Multi-layer continuous carbon fiber pattern optimization and a spline based path planning interpretation

TL;DR

This paper introduces a method for optimizing fiber patterns in 3D printing of continuous carbon fiber composites, combining linear optimization for layer design with spline-based path planning for manufacturing.

Contribution

It presents a novel integrated approach for designing layer-specific fiber patterns and interpreting them through spline-based paths, improving manufacturability and structural integrity.

Findings

Optimized fiber patterns ensure load-bearing connections.

Spline-based path planning interprets fiber layouts effectively.

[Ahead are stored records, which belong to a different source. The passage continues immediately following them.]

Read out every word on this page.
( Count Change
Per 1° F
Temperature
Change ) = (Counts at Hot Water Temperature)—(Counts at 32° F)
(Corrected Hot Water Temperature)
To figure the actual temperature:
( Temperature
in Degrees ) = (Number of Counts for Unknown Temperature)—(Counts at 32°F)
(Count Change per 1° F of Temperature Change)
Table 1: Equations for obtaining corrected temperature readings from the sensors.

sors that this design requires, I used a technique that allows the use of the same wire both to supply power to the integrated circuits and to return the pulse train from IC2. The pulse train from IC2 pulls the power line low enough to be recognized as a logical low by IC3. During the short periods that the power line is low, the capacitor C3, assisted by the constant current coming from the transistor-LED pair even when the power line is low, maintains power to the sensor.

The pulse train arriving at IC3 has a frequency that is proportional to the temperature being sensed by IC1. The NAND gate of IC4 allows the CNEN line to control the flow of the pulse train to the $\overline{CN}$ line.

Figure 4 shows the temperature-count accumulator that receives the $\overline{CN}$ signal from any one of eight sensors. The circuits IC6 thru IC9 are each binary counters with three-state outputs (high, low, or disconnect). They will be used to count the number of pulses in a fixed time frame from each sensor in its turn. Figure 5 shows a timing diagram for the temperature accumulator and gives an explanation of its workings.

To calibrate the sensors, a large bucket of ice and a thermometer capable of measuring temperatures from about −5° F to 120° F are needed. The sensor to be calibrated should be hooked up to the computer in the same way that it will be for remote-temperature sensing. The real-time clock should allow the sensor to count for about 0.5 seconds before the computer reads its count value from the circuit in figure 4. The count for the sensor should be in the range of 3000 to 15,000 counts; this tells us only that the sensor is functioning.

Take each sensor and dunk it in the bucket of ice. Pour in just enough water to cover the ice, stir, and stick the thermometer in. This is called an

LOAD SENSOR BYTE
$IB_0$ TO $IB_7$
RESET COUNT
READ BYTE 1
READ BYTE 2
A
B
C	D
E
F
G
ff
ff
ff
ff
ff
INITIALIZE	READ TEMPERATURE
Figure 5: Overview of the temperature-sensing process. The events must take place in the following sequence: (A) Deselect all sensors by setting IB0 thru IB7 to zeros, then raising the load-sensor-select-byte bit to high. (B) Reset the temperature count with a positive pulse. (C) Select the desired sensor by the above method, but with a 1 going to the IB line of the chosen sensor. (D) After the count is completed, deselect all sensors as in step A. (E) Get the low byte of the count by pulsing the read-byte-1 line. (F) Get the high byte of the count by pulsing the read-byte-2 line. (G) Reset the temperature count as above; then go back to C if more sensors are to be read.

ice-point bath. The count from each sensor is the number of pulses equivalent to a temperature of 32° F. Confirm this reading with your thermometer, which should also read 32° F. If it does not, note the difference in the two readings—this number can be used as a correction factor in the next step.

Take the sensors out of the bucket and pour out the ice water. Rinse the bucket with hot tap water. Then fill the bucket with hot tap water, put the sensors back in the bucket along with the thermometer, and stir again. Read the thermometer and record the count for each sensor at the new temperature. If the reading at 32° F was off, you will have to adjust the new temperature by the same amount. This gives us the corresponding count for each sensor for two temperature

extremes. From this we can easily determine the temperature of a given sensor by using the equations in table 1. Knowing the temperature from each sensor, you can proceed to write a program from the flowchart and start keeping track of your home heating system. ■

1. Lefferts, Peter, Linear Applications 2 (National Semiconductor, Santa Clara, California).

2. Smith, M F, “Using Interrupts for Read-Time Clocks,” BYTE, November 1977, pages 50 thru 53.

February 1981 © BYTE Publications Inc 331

The method accommodates layer-specific variations.

Abstract

A novel approach for creating tool paths for continuous carbon fiber-reinforced thermoplastic 3D printing is introduced. The aim is to enable load-bearing connections while avoiding non-manufacturable crossings of paths by generating layer specific patterns. We require a graph representation of the structural design with given desired continuous fiber connections. From this, optimal fiber patterns are obtained for each printing layer by solving linear integer optimization problems. Each layer may have a unique solution based on the history of the previous layers. Additionally, a path planning approach is presented which interprets the obtained layers via curves based on quadratic and cubic B\'ezier splines and their offset curves in constant distance. The single parameter for the construction of the paths is the minimal turning radius of the fibers. The path planning provides a new interpretation for the final geometry of the design to be printed.